The Tech Lab’s Girls in STEM Education Initiative

What would it take to bridge the gap between girls and boys in Science Technology Engineering and Mathematics (STEM) fields? It is believed that anyone can create/build things out of his/her creativity, but how can one do it? I think it requires one to be interested and committed to face challenges and celebrate successes if the end results look great. How about stimulating someone’s interests through introducing developmental concepts and establish different ways to be exposed to the applications of those concepts?

As of June 12, 2017, Kepler Tech Lab has established a strong partnership with Igire Rwanda Organization, a not for profit organization that empowers youth to use their talents, skills, and opportunities they have to create their own jobs. With Igire Rwanda, girls are being provided with soft-skills at the same time with technical skills through STEM education right in the lab.

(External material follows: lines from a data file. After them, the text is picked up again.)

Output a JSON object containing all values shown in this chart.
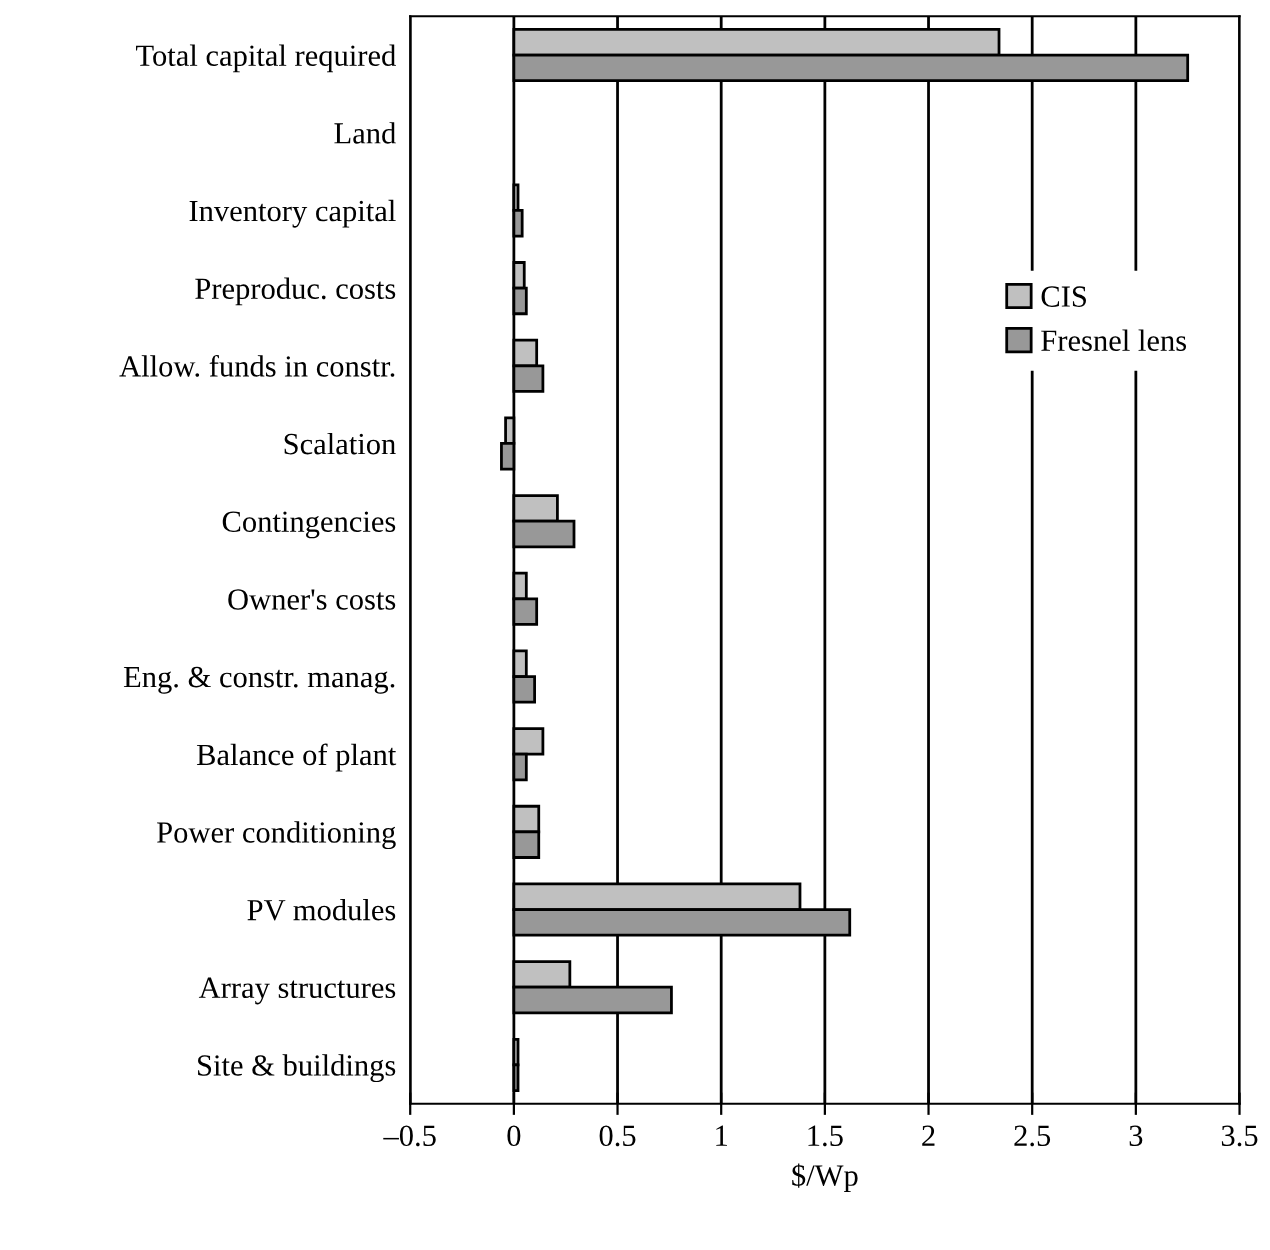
{
  "chart_data": {
    "type": "bar",
    "orientation": "horizontal",
    "xlabel": "$/Wp",
    "categories": [
      "Total capital required",
      "Land",
      "Inventory capital",
      "Preproduc. costs",
      "Allow. funds in constr.",
      "Scalation",
      "Contingencies",
      "Owner's costs",
      "Eng. & constr. manag.",
      "Balance of plant",
      "Power conditioning",
      "PV modules",
      "Array structures",
      "Site & buildings"
    ],
    "series": [
      {
        "name": "CIS",
        "color": "#c0c0c0",
        "values": [
          2.34,
          0,
          0.02,
          0.05,
          0.11,
          -0.04,
          0.21,
          0.06,
          0.06,
          0.14,
          0.12,
          1.38,
          0.27,
          0.02
        ]
      },
      {
        "name": "Fresnel lens",
        "color": "#989898",
        "values": [
          3.25,
          0,
          0.04,
          0.06,
          0.14,
          -0.06,
          0.29,
          0.11,
          0.1,
          0.06,
          0.12,
          1.62,
          0.76,
          0.02
        ]
      }
    ],
    "xlim": [
      -0.5,
      3.5
    ],
    "xticks": [
      {
        "value": -0.5,
        "label": "–0.5"
      },
      0,
      0.5,
      1,
      1.5,
      2,
      2.5,
      3,
      3.5
    ],
    "grid": "x",
    "legend": "right"
  }
}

The lab is leading four major STEM education (engineering enrichment programs in Computer Programming and Electronics Recycling) initiatives with girls who recently graduated from high school or dropped in the middle of their studies. Students have been in the lab for three sessions a week, 3 hours each session,  learning some basics in Electronics (performing resistivity activity using graphite and papers), how to use electronic equipment, and exercise technical communications through a variety of presentations about performed projects/experiments.

The goals of Girls in STEM Education initiative is to encourage equal participation of girls and boys in Engineering fields, more importantly, to facilitate them through independent projects, establish continuity plan of their projects and become their mentors to turn the projects into tech business opportunities or learners be ready to work in a certain tech field.